Dan showed me a good hump in the mouth of Wahoo
Creek he liked to fish but we got no bites there. By 3:00 PM we had fished many places we both liked, working down the lake to Browns Bridge. As we fished around a shallow secondary point I noticed some rocks out in 12 to 14 feet of water. They showed up on my Humminbird 360 Scan depthfinder.

A cast to them with a jig and pig produced a three pound spotted bass, our first keeper of the day. I went looking for similar places and a nearby point with rocks at a similar depth produced another keeper. By then it was time to head back to the ramp. I hoped I had found a little pattern that would work in the tournament.

Thursday morning was cooler and foggy. I launched alone and started fishing up the river, finding it very muddy not far about Clarks Bridge. One small creek was full of shad flipping on the surface but all
I caught there was a 13-inch spot, too small to keep, that hit a spinnerbait.

Fishing around another small creek up the river I cast a jig and pig to some brush out in front of a dock and caught a 15-inch keeper spotted bass. A little further another one that size hit the jig in a tree top, then I caught a two-pound largemouth beside a shallow dock on a shaky head worm. By then it was time to head in to get ready to go to the meeting to draw partners.

I drew boat #11 out of 77 meaning I would go out near the first on Friday morning but near the end on Saturday. Order of take-off is reversed on the second day. My first day partner was a first time Top Six fisherman from Clayton County and my second day partner was from north Georgia. I had met him and been on a state team with him in the past.

That night my chest started feeling congested but the next morning I was ok. I met my partner early since we were going out early and there were also 40 boats in the College division fishing and I was afraid it would take a long time to launch.
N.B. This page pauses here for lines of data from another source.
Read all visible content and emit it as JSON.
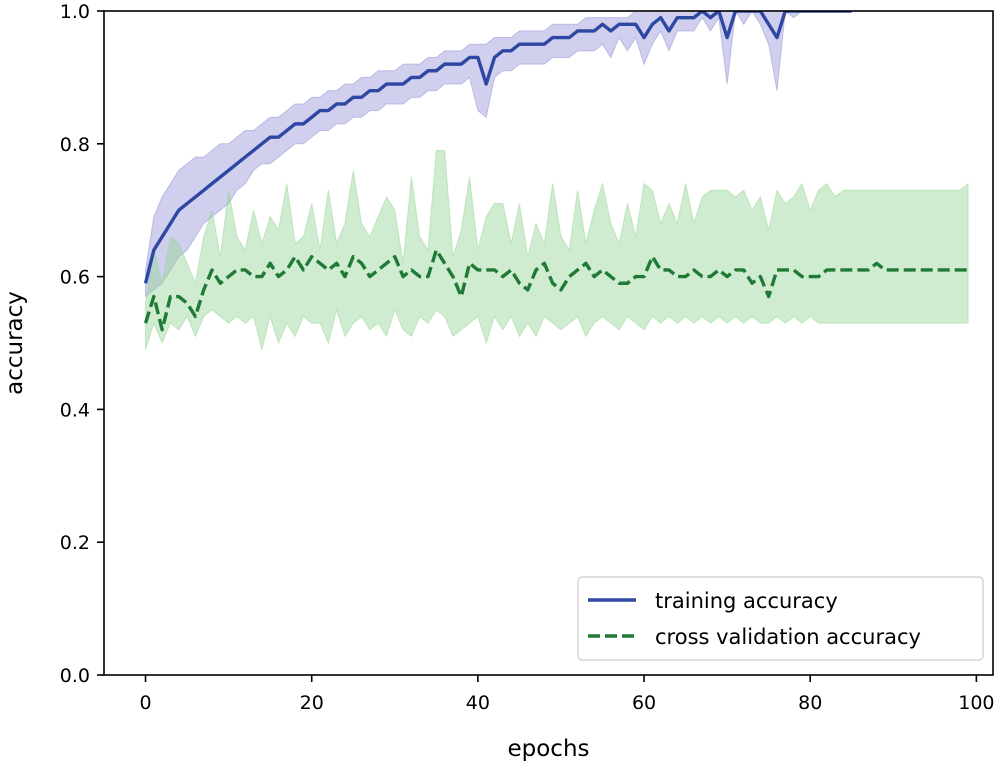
{
  "chart_data": {
    "type": "line",
    "title": "",
    "xlabel": "epochs",
    "ylabel": "accuracy",
    "xlim": [
      -5,
      102
    ],
    "ylim": [
      0.0,
      1.0
    ],
    "xticks": [
      0,
      20,
      40,
      60,
      80,
      100
    ],
    "yticks": [
      0.0,
      0.2,
      0.4,
      0.6,
      0.8,
      1.0
    ],
    "xtick_labels": [
      "0",
      "20",
      "40",
      "60",
      "80",
      "100"
    ],
    "ytick_labels": [
      "0.0",
      "0.2",
      "0.4",
      "0.6",
      "0.8",
      "1.0"
    ],
    "grid": false,
    "legend_position": "lower-right",
    "series": [
      {
        "name": "training accuracy",
        "color": "#2d47a3",
        "band_color": "#8f8fd6",
        "style": "solid",
        "x": [
          0,
          1,
          2,
          3,
          4,
          5,
          6,
          7,
          8,
          9,
          10,
          11,
          12,
          13,
          14,
          15,
          16,
          17,
          18,
          19,
          20,
          21,
          22,
          23,
          24,
          25,
          26,
          27,
          28,
          29,
          30,
          31,
          32,
          33,
          34,
          35,
          36,
          37,
          38,
          39,
          40,
          41,
          42,
          43,
          44,
          45,
          46,
          47,
          48,
          49,
          50,
          51,
          52,
          53,
          54,
          55,
          56,
          57,
          58,
          59,
          60,
          61,
          62,
          63,
          64,
          65,
          66,
          67,
          68,
          69,
          70,
          71,
          72,
          73,
          74,
          75,
          76,
          77,
          78,
          79,
          80,
          81,
          82,
          83,
          84,
          85
        ],
        "values": [
          0.59,
          0.64,
          0.66,
          0.68,
          0.7,
          0.71,
          0.72,
          0.73,
          0.74,
          0.75,
          0.76,
          0.77,
          0.78,
          0.79,
          0.8,
          0.81,
          0.81,
          0.82,
          0.83,
          0.83,
          0.84,
          0.85,
          0.85,
          0.86,
          0.86,
          0.87,
          0.87,
          0.88,
          0.88,
          0.89,
          0.89,
          0.89,
          0.9,
          0.9,
          0.91,
          0.91,
          0.92,
          0.92,
          0.92,
          0.93,
          0.93,
          0.89,
          0.93,
          0.94,
          0.94,
          0.95,
          0.95,
          0.95,
          0.95,
          0.96,
          0.96,
          0.96,
          0.97,
          0.97,
          0.97,
          0.98,
          0.97,
          0.98,
          0.98,
          0.98,
          0.96,
          0.98,
          0.99,
          0.97,
          0.99,
          0.99,
          0.99,
          1.0,
          0.99,
          1.0,
          0.96,
          1.0,
          1.0,
          1.0,
          1.0,
          0.98,
          0.96,
          1.0,
          1.0,
          1.0,
          1.0,
          1.0,
          1.0,
          1.0,
          1.0,
          1.0
        ],
        "upper": [
          0.61,
          0.69,
          0.72,
          0.74,
          0.76,
          0.77,
          0.78,
          0.78,
          0.79,
          0.8,
          0.8,
          0.81,
          0.82,
          0.82,
          0.83,
          0.84,
          0.84,
          0.85,
          0.86,
          0.86,
          0.87,
          0.87,
          0.88,
          0.88,
          0.89,
          0.89,
          0.9,
          0.9,
          0.91,
          0.91,
          0.91,
          0.92,
          0.92,
          0.92,
          0.93,
          0.93,
          0.94,
          0.94,
          0.94,
          0.95,
          0.95,
          0.95,
          0.96,
          0.96,
          0.96,
          0.97,
          0.97,
          0.97,
          0.97,
          0.98,
          0.98,
          0.98,
          0.98,
          0.99,
          0.99,
          0.99,
          0.99,
          0.99,
          0.99,
          1.0,
          1.0,
          1.0,
          1.0,
          1.0,
          1.0,
          1.0,
          1.0,
          1.0,
          1.0,
          1.0,
          1.0,
          1.0,
          1.0,
          1.0,
          1.0,
          1.0,
          1.0,
          1.0,
          1.0,
          1.0,
          1.0,
          1.0,
          1.0,
          1.0,
          1.0,
          1.0
        ],
        "lower": [
          0.57,
          0.58,
          0.59,
          0.61,
          0.63,
          0.64,
          0.66,
          0.68,
          0.69,
          0.7,
          0.71,
          0.73,
          0.74,
          0.76,
          0.77,
          0.77,
          0.78,
          0.79,
          0.8,
          0.8,
          0.81,
          0.82,
          0.82,
          0.83,
          0.83,
          0.84,
          0.84,
          0.85,
          0.85,
          0.86,
          0.86,
          0.86,
          0.87,
          0.87,
          0.88,
          0.88,
          0.89,
          0.89,
          0.89,
          0.9,
          0.85,
          0.84,
          0.9,
          0.91,
          0.91,
          0.92,
          0.92,
          0.92,
          0.92,
          0.93,
          0.93,
          0.93,
          0.94,
          0.94,
          0.94,
          0.95,
          0.93,
          0.96,
          0.94,
          0.96,
          0.92,
          0.95,
          0.97,
          0.94,
          0.97,
          0.97,
          0.97,
          0.99,
          0.97,
          0.99,
          0.89,
          1.0,
          0.98,
          1.0,
          0.98,
          0.95,
          0.88,
          1.0,
          0.99,
          1.0,
          1.0,
          1.0,
          1.0,
          1.0,
          1.0,
          1.0
        ]
      },
      {
        "name": "cross validation accuracy",
        "color": "#1f7a35",
        "band_color": "#96d596",
        "style": "dashed",
        "x": [
          0,
          1,
          2,
          3,
          4,
          5,
          6,
          7,
          8,
          9,
          10,
          11,
          12,
          13,
          14,
          15,
          16,
          17,
          18,
          19,
          20,
          21,
          22,
          23,
          24,
          25,
          26,
          27,
          28,
          29,
          30,
          31,
          32,
          33,
          34,
          35,
          36,
          37,
          38,
          39,
          40,
          41,
          42,
          43,
          44,
          45,
          46,
          47,
          48,
          49,
          50,
          51,
          52,
          53,
          54,
          55,
          56,
          57,
          58,
          59,
          60,
          61,
          62,
          63,
          64,
          65,
          66,
          67,
          68,
          69,
          70,
          71,
          72,
          73,
          74,
          75,
          76,
          77,
          78,
          79,
          80,
          81,
          82,
          83,
          84,
          85,
          86,
          87,
          88,
          89,
          90,
          91,
          92,
          93,
          94,
          95,
          96,
          97,
          98,
          99
        ],
        "values": [
          0.53,
          0.57,
          0.52,
          0.57,
          0.57,
          0.56,
          0.54,
          0.58,
          0.61,
          0.59,
          0.6,
          0.61,
          0.61,
          0.6,
          0.6,
          0.62,
          0.6,
          0.61,
          0.63,
          0.61,
          0.63,
          0.62,
          0.61,
          0.62,
          0.6,
          0.63,
          0.62,
          0.6,
          0.61,
          0.62,
          0.63,
          0.6,
          0.61,
          0.6,
          0.6,
          0.64,
          0.62,
          0.6,
          0.57,
          0.62,
          0.61,
          0.61,
          0.61,
          0.6,
          0.61,
          0.59,
          0.58,
          0.61,
          0.62,
          0.59,
          0.58,
          0.6,
          0.61,
          0.62,
          0.6,
          0.61,
          0.6,
          0.59,
          0.59,
          0.6,
          0.6,
          0.63,
          0.61,
          0.61,
          0.6,
          0.6,
          0.61,
          0.6,
          0.6,
          0.61,
          0.6,
          0.61,
          0.61,
          0.59,
          0.6,
          0.57,
          0.61,
          0.61,
          0.61,
          0.6,
          0.6,
          0.6,
          0.61,
          0.61,
          0.61,
          0.61,
          0.61,
          0.61,
          0.62,
          0.61,
          0.61,
          0.61,
          0.61,
          0.61,
          0.61,
          0.61,
          0.61,
          0.61,
          0.61,
          0.61
        ],
        "upper": [
          0.56,
          0.64,
          0.59,
          0.66,
          0.65,
          0.62,
          0.59,
          0.66,
          0.7,
          0.63,
          0.73,
          0.66,
          0.64,
          0.7,
          0.65,
          0.69,
          0.67,
          0.74,
          0.65,
          0.66,
          0.71,
          0.64,
          0.73,
          0.65,
          0.68,
          0.76,
          0.68,
          0.66,
          0.69,
          0.72,
          0.7,
          0.62,
          0.75,
          0.66,
          0.64,
          0.79,
          0.79,
          0.63,
          0.67,
          0.75,
          0.64,
          0.69,
          0.71,
          0.71,
          0.65,
          0.71,
          0.63,
          0.68,
          0.65,
          0.74,
          0.66,
          0.64,
          0.73,
          0.65,
          0.7,
          0.74,
          0.68,
          0.65,
          0.71,
          0.66,
          0.74,
          0.73,
          0.68,
          0.71,
          0.68,
          0.74,
          0.68,
          0.72,
          0.73,
          0.73,
          0.73,
          0.72,
          0.73,
          0.7,
          0.72,
          0.67,
          0.73,
          0.71,
          0.72,
          0.74,
          0.7,
          0.73,
          0.74,
          0.72,
          0.73,
          0.73,
          0.73,
          0.73,
          0.73,
          0.73,
          0.73,
          0.73,
          0.73,
          0.73,
          0.73,
          0.73,
          0.73,
          0.73,
          0.73,
          0.74
        ],
        "lower": [
          0.49,
          0.53,
          0.5,
          0.53,
          0.52,
          0.54,
          0.51,
          0.54,
          0.55,
          0.54,
          0.53,
          0.54,
          0.53,
          0.54,
          0.49,
          0.54,
          0.5,
          0.53,
          0.51,
          0.54,
          0.53,
          0.53,
          0.5,
          0.55,
          0.51,
          0.53,
          0.54,
          0.52,
          0.53,
          0.51,
          0.55,
          0.52,
          0.51,
          0.54,
          0.53,
          0.55,
          0.54,
          0.51,
          0.52,
          0.53,
          0.54,
          0.5,
          0.54,
          0.52,
          0.54,
          0.51,
          0.53,
          0.51,
          0.54,
          0.53,
          0.52,
          0.53,
          0.54,
          0.51,
          0.53,
          0.54,
          0.53,
          0.52,
          0.54,
          0.53,
          0.52,
          0.54,
          0.53,
          0.54,
          0.53,
          0.54,
          0.53,
          0.54,
          0.53,
          0.54,
          0.53,
          0.54,
          0.53,
          0.54,
          0.53,
          0.53,
          0.54,
          0.53,
          0.54,
          0.53,
          0.54,
          0.53,
          0.53,
          0.53,
          0.53,
          0.53,
          0.53,
          0.53,
          0.53,
          0.53,
          0.53,
          0.53,
          0.53,
          0.53,
          0.53,
          0.53,
          0.53,
          0.53,
          0.53,
          0.53
        ]
      }
    ]
  }
}
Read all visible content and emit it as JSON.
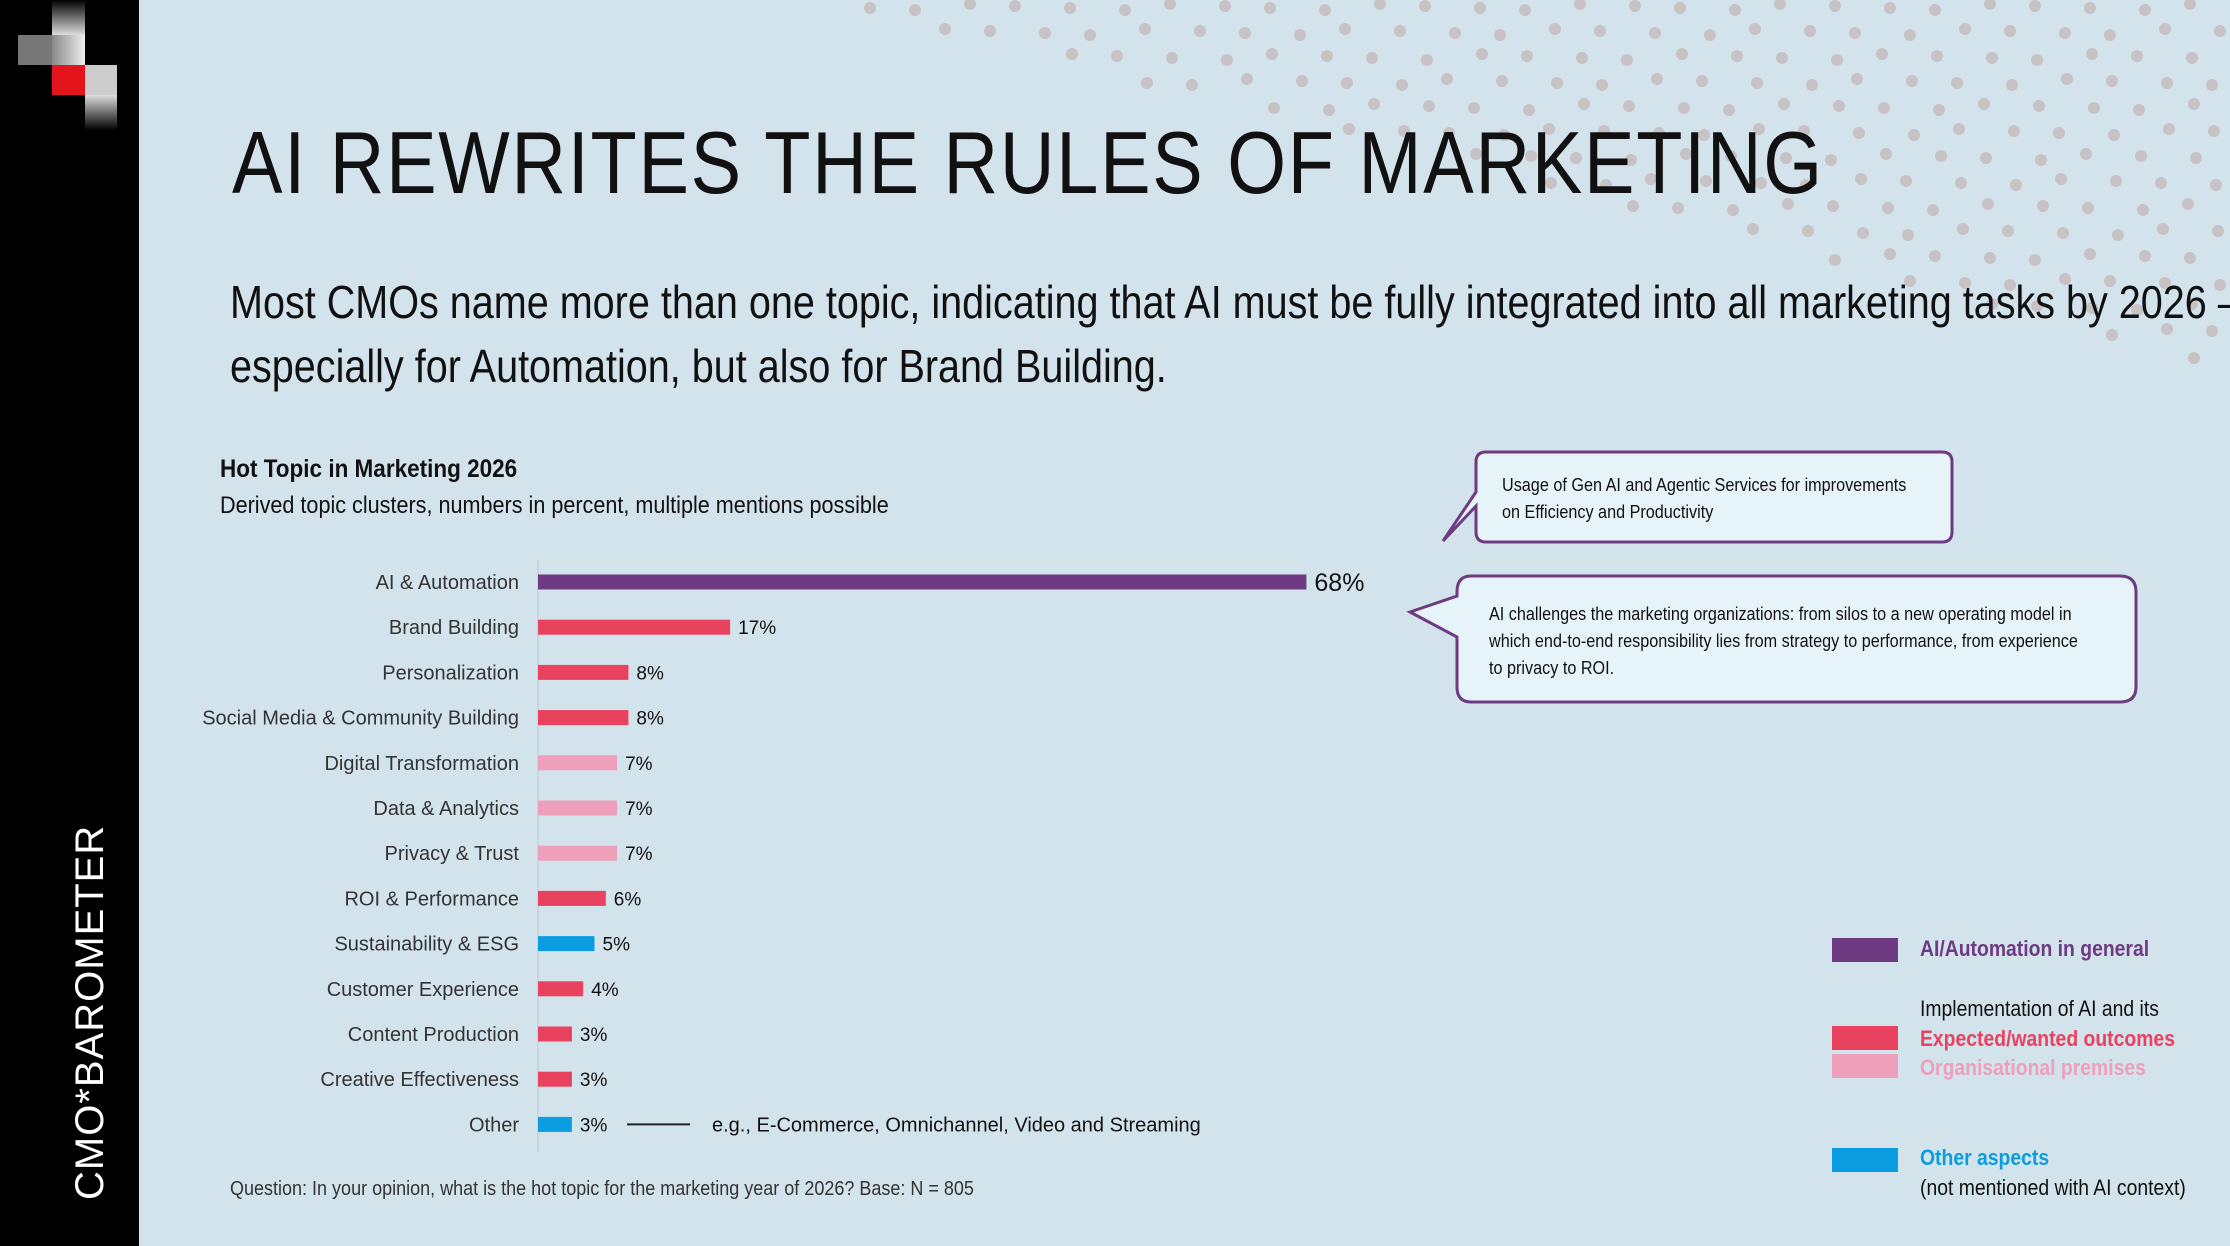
{
  "brand": "CMO*BAROMETER",
  "title": "AI REWRITES THE RULES OF MARKETING",
  "subtitle": "Most CMOs name more than one topic, indicating that AI must be fully integrated into all marketing tasks by 2026 – especially for Automation, but also for Brand Building.",
  "callouts": {
    "top": "Usage of Gen AI and Agentic Services for improvements on Efficiency and Productivity",
    "bottom": "AI challenges the marketing organizations: from silos to a new operating model in which end-to-end responsibility lies from strategy to performance, from experience to privacy to ROI."
  },
  "other_note": "e.g., E-Commerce, Omnichannel, Video and Streaming",
  "question": "Question: In your opinion, what is the hot topic for the marketing year of 2026? Base: N = 805",
  "legend": {
    "ai": "AI/Automation in general",
    "impl_header": "Implementation of AI and its",
    "expected": "Expected/wanted outcomes",
    "premises": "Organisational premises",
    "other": "Other aspects",
    "other_sub": "(not mentioned with AI context)"
  },
  "colors": {
    "ai": "#6e3a82",
    "expected": "#e8425e",
    "premises": "#eea0bb",
    "other": "#0b9de0"
  },
  "chart_data": {
    "type": "bar",
    "orientation": "horizontal",
    "title": "Hot Topic in Marketing 2026",
    "subtitle": "Derived topic clusters, numbers in percent, multiple mentions possible",
    "categories": [
      "AI & Automation",
      "Brand Building",
      "Personalization",
      "Social Media & Community Building",
      "Digital Transformation",
      "Data & Analytics",
      "Privacy & Trust",
      "ROI & Performance",
      "Sustainability & ESG",
      "Customer Experience",
      "Content Production",
      "Creative Effectiveness",
      "Other"
    ],
    "values": [
      68,
      17,
      8,
      8,
      7,
      7,
      7,
      6,
      5,
      4,
      3,
      3,
      3
    ],
    "labels": [
      "68%",
      "17%",
      "8%",
      "8%",
      "7%",
      "7%",
      "7%",
      "6%",
      "5%",
      "4%",
      "3%",
      "3%",
      "3%"
    ],
    "groups": [
      "ai",
      "expected",
      "expected",
      "expected",
      "premises",
      "premises",
      "premises",
      "expected",
      "other",
      "expected",
      "expected",
      "expected",
      "other"
    ],
    "unit": "%"
  }
}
I should not have worried. We were in the boat ready to go by 6:45, expecting to take off around 7:25. Due to a fog delay we finally blasted off at 9:38! We ran 15 minutes to the two points where I had caught fish on Wednesday but got no bites. That was the pattern.

At noon I finally caught a keeper, and my partner lost a nice bass that hit a topwater plug. At two o’clock we decided to go back up river to Wahoo Creek since he had caught some fish there, and I got my second keeper on the hump Dan had showed me. We stayed in that creek the rest of the day and my partner broke his line on one big fish and landed a three-pound spot, but I never hooked another one.

Saturday morning I woke to rain drumming on the van roof. We took off on time and my partner and I decided to make the short trip to Wahoo Creek and stay there all day since he liked to fish it. The first stop on the hump Dan had showed me produced a three-pound spot for me on a spinnerbait.

My partner caught a keeper spot on a nearby point, and I landed three more keepers on a jig and pig on rocky banks by noon, but neither of us hooked a fish the last three hours we had to fish. I came in 32 out of 77 boaters with six weighing 11.47 pounds, not as good as had hoped. It took ten bass weighing 21.44 pounds to win.

The only bad thing I saw with the pro-am format that I had been worried about was some of the boaters bragging that their no-boaters did not catch a keeper all day. That was stupid. Boaters did not compete with no boaters and I wanted my no boaters to do good each day.

Sunday morning I met “Lanier Jim” at a ramp. He spent about an hour on the water fine tuning my deptfinders, making them show much better results. The wind was howling and it was very cold. I was glad he did it quickly. By the time I got home that afternoon my chest was very congested and I had a runny nose, that is still bothering me on Friday!